Outside a storm was raging. Something fierce, malicious, but deeply unhappy was rushing around the inn with savage ferocity, trying to burst inside. Banging on the doors, knocking on the windows and the roof, clawing at the walls, it threatened and then pleaded, then calmed down for a while, then plunged with a gleeful, treacherous howling down the chimney, but here the logs flared up and the fire, like a guard dog, rushed fiercely to meet the enemy; a fight started, followed by sobbing, shrieking, angry roaring. In all of it there was the sound of malicious anguish, and unquenched hatred, and the offended impotence of someone who had been accustomed to winning…

Enchanted by this wild, inhuman music, the “traveling room” seemed to be transfixed forever. But then the door creaked and a servant boy in a new calico shirt came into the room. Limping on one leg and blinking his sleepy eyes, he snuffed the candle with his fingers, added logs to the stove, and left. Just then the bell of the church in Rogachi, which is three hundred paces from the inn, began to strike midnight. The wind played with the ringing as it did with the flakes of snow; chasing after the bell’s sounds, it whirled them around the huge space, so that some strokes broke off or were drawn into a long, wavy sound, while others vanished completely in the general din. One stroke sounded as clearly in the room as if the bells were ringing just outside the window. The girl who was sleeping on the fox fur gave a start and raised her head. For a moment she gazed senselessly at the dark window, at Nasr-Eddin, over whom the crimson light from the stove danced at that moment, then she shifted her gaze to the sleeping man.

“Papa!” she said.

But the man did not move. The girl knitted her brow crossly, lay down, and tucked her legs under. Behind the door in the inn someone yawned loud and long. Soon after that the door-pulley screeched and indistinct voices were heard. Someone came in and softly stamped his felt boots, shaking off the snow.

“What is it?” a woman’s voice asked lazily.

“Miss Ilovaiskaya has arrived,” a bass replied.

Again the door-pulley screeched. The noise of the wind bursting in was heard. Someone, probably the lame boy, ran to the door that led to the “traveling room,” coughed deferentially, and touched the latch.

“This way, dear miss, if you please,” said the woman’s singsong voice. “It’s clean here, pretty lady…”

The door flew open, and a bearded peasant, all plastered with snow from head to foot, appeared on the threshold, in a coachman’s kaftan and with a big suitcase on his shoulder. After him came a woman’s figure, short, almost half the size of the coachman, with no face or hands, all wrapped up, muffled, looking like a bundle, and also covered with snow. Dampness wafted over the girl from the coachman and the bundle, as if from a cellar, and the candle’s flame wavered.

“What stupidity!” the bundle said angrily. “We could have driven perfectly well! There are only eight miles left to go, all through forest, and we wouldn’t get lost…”

“Lost, no, not lost, but the horses refused to go, miss,” the coachman replied. “And it’s Thy will, Lord—as if I’d have done it on purpose!”

“God knows where you’ve brought us…But be quiet…People seem to be sleeping here.
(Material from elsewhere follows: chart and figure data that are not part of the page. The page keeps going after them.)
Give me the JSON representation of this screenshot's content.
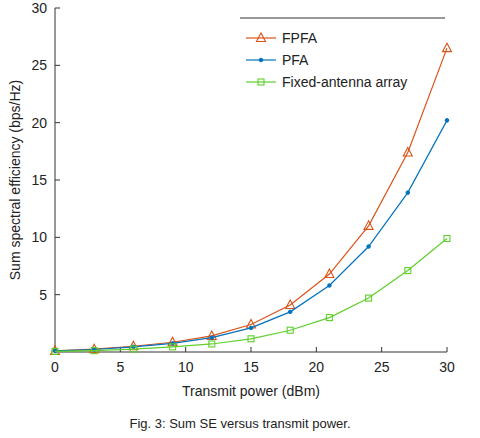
{
  "chart_data": {
    "type": "line",
    "x_label": "Transmit power (dBm)",
    "y_label": "Sum spectral efficiency (bps/Hz)",
    "caption": "Fig. 3: Sum SE versus transmit power.",
    "x": [
      0,
      3,
      6,
      9,
      12,
      15,
      18,
      21,
      24,
      27,
      30
    ],
    "series": [
      {
        "name": "FPFA",
        "color": "#d95319",
        "marker": "triangle",
        "values": [
          0.1,
          0.25,
          0.5,
          0.85,
          1.4,
          2.4,
          4.1,
          6.8,
          11.0,
          17.4,
          26.5
        ]
      },
      {
        "name": "PFA",
        "color": "#0072bd",
        "marker": "dot",
        "values": [
          0.1,
          0.22,
          0.45,
          0.75,
          1.25,
          2.1,
          3.5,
          5.8,
          9.2,
          13.9,
          20.2
        ]
      },
      {
        "name": "Fixed-antenna array",
        "color": "#5fd02a",
        "marker": "square",
        "values": [
          0.05,
          0.12,
          0.25,
          0.45,
          0.7,
          1.15,
          1.9,
          3.0,
          4.7,
          7.1,
          9.9
        ]
      }
    ],
    "xlim": [
      0,
      30
    ],
    "xticks": [
      0,
      5,
      10,
      15,
      20,
      25,
      30
    ],
    "ylim": [
      0,
      30
    ],
    "yticks": [
      5,
      10,
      15,
      20,
      25,
      30
    ],
    "grid": false,
    "legend": "upper right"
  }
}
Go now…”

The coachman set down the suitcase, which caused whole layers of snow to fall from his shoulders, produced a sobbing sound with his nose, and left. Then the girl saw two small hands come out from inside the bundle, reach upwards, and angrily begin to untangle the tangle of shawls, kerchiefs, and scarves. First a big shawl fell on the floor, then a bashlyk, followed by a white knitted kerchief. Having freed her head, the visitor took off her overcoat and at once became twice narrower. She was now wearing a long gray coat with big buttons and bulging pockets. From one pocket she took something wrapped in paper, from the other a bunch of big, heavy keys, which she set down so carelessly that the sleeping man gave a start and opened his eyes. For some time he looked around dully, as if not understanding where he was, then shook his head, went to the corner, and sat down…The traveler took off her coat, which again made her twice narrower, pulled off her velvet boots, and also sat down.